Why Did Lonely Planet Purchase Teton Gravity Research?
After Lonely Planet's new owner hired a 25-year-old neophyte to helm the famed but flailing guidebooks brand, it was anyone’s guess as to which direction it would go. But new clues to the company's future may be found in this startling acquisition.
Last January, I spent a week in New Zealand and a few days in Tennessee with the then twenty-five year-old CEO of Lonely Planet, Daniel Houghton. He was new to the job—hell, he was a wedding photographer before, so he was new to the entire industry—and still adjusting to the many demands of saving the sinking guidebook company. But he took everything in his long stride: the mass firings, the skepticism about his age and experience, even the premature obituaries and elegies for the legendary company itself.
Now, one year after his controversial hiring, there’s more to judge the kid mogul on. He’s made bold and expensive moves—the purchase of Budget Travel magazine for a reported $2.4 million, expansion into food video content with PlanetFood—and, though he wouldn’t comment on the record about it, anonymous sources say that LP is back in the black.
Houghton’s latest interesting move, announced Wednesday, is the purchase of a major stake in Teton Gravity Research, the action sports media company based in Jackson, Wyoming, best known for its award-winning ski porn. Terms of the deal were not disclosed, but TGR founders Steve and Todd Jones will reportedly maintain their ownership interest. Last time we spoke, Houghton made it clear he wanted video to be part of the new Lonely Planet formula. Now, this purchase marks the biggest manifestation of that to date.
While flying to TGR headquarters yesterday for some celebratory skiing and meetings with company brass, Houghton emailed me about the deal, what it means for LP and whether or not we’ll see him hucking cliffs on film anytime soon.

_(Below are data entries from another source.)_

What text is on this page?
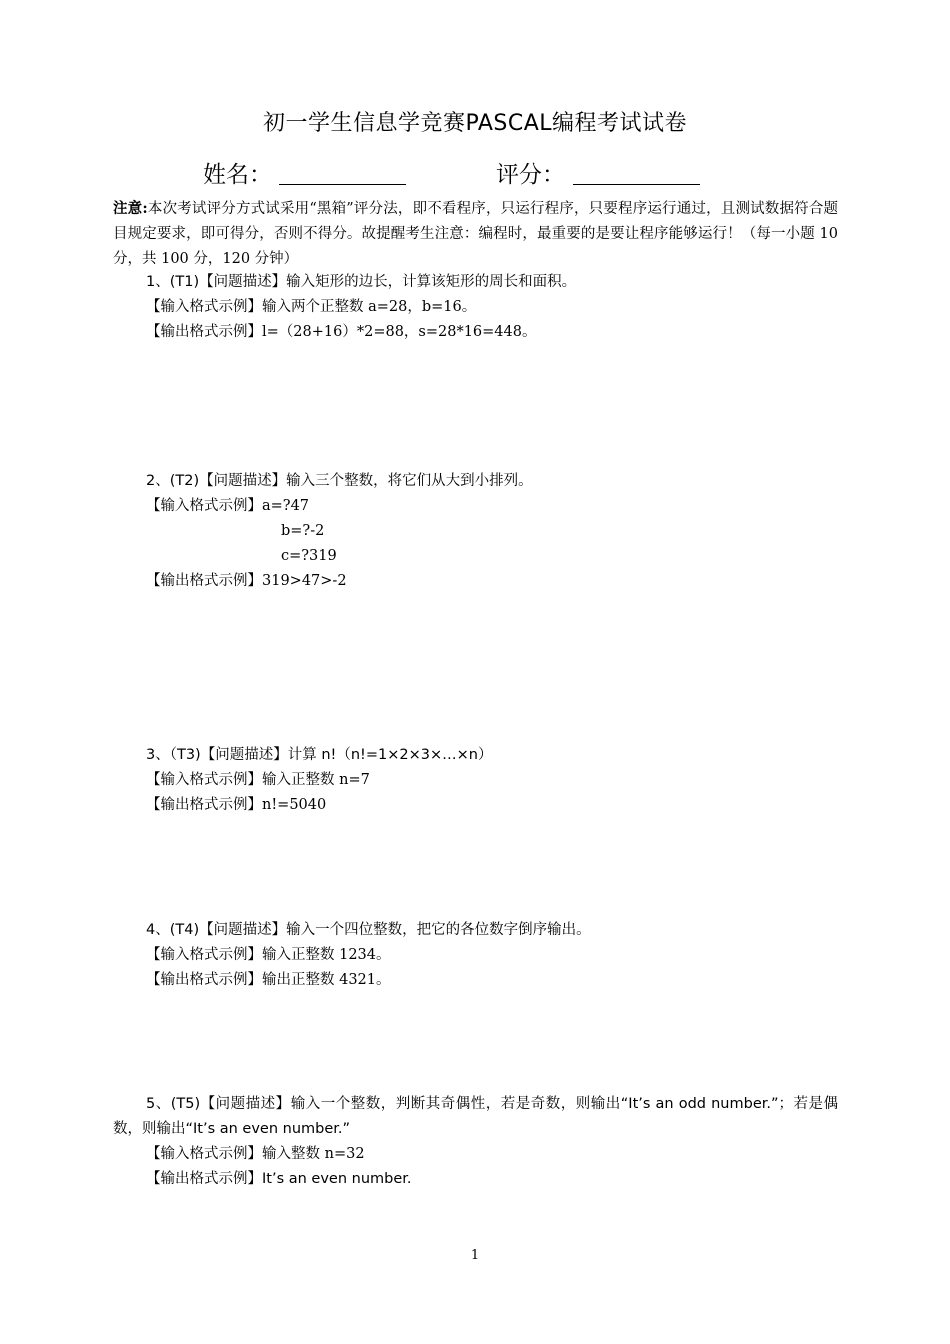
初一学生信息学竞赛PASCAL编程考试试卷
姓名：	评分：
注意:本次考试评分方式试采用“黑箱”评分法，即不看程序，只运行程序，只要程序运行通过，且测试数据符合题目规定要求，即可得分，否则不得分。故提醒考生注意：编程时，最重要的是要让程序能够运行！（每一小题 10 分，共 100 分，120 分钟）
1、(T1)【问题描述】输入矩形的边长，计算该矩形的周长和面积。
【输入格式示例】输入两个正整数 a=28，b=16。
【输出格式示例】l=（28+16）*2=88，s=28*16=448。
2、(T2)【问题描述】输入三个整数，将它们从大到小排列。
【输入格式示例】a=?47
b=?-2
c=?319
【输出格式示例】319>47>-2
3、（T3)【问题描述】计算 n!（n!=1×2×3×…×n）
【输入格式示例】输入正整数 n=7
【输出格式示例】n!=5040
4、(T4)【问题描述】输入一个四位整数，把它的各位数字倒序输出。
【输入格式示例】输入正整数 1234。
【输出格式示例】输出正整数 4321。
5、(T5)【问题描述】输入一个整数，判断其奇偶性，若是奇数，则输出“It’s an odd number.”；若是偶数，则输出“It’s an even number.”
【输入格式示例】输入整数 n=32
【输出格式示例】It’s an even number.
1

OUTSIDE: How did the deal come about?
HOUGHTON: We’ve been in discussions for some time. As Lonely Planet continues to expand our focus on video, it was a natural next step. As a multimedia company, we’re focusing on many forms of travel content: guidebooks, magazines, lonelyplanet.com. And video is a facet of our digital ecosystem that we see the potential to expand and develop. Working with TGR gives us the opportunity to share our skills and experience. It’s a great continuation of travel and lifestyle content. Our collaboration will fuel the success of both brands.
What can LP fans expect?
It’s really early days, so I’m afraid there aren’t many specifics we can share just yet. But the companies will continue to operate independently and work together to find strategic opportunities in the future.
When did you first become aware of Teton Gravity Research?
I’ve been following their work for many years. What TGR have done in the adventure sports category with video is outstanding. That, coupled with the success of their website and their dedicated online community, has made them an industry leader. It wasn’t hard to notice them.
What most impresses you about TGR as a brand?
TGR is a great example of a brand that’s passionate about its subject and is producing high quality, inspirational content for its expanding audience. TGR’s love for what they do is key in their success and it’s so clear in their work. It’s exciting to work with a brand that shares the same enthusiasm and drive for content creation that Lonely Planet has thrived on for over forty years. I’m really excited about how innovative TGR is with video, especially: it’s an area of development for Lonely Planet.
You’re on your way to Jackson right now. Favorite runs?
The last time I skied Jackson I was probably ten. It’s hard to remember.
What’s your favorite place to ski then?
I grew up skiing Sun Valley and Breckenridge a lot. My parents met on a ski racing team, so it’s always been our family’s activity. I’m a huge fan of Telluride, though—specifically a black run called The Plunge.
How good a skier are you, really?
I pale in comparison to anything you’ll ever see in a TGR video, but I did hit 78-miles per hour last year in Utah. I like speed. When I was seventeen or eighteen I went to Europe and skied a terrain park for the first time and hit some bigger jumps, but it always terrified me. I try to be careful now. I’ve broken a lot of bones in my life that took a long time to recover from, so I try to avoid injury these days.
Will we see you in a TGR film in the future?
Ha! If you do, call me and tell me to stop, something’s wrong. I’d be in way over my head.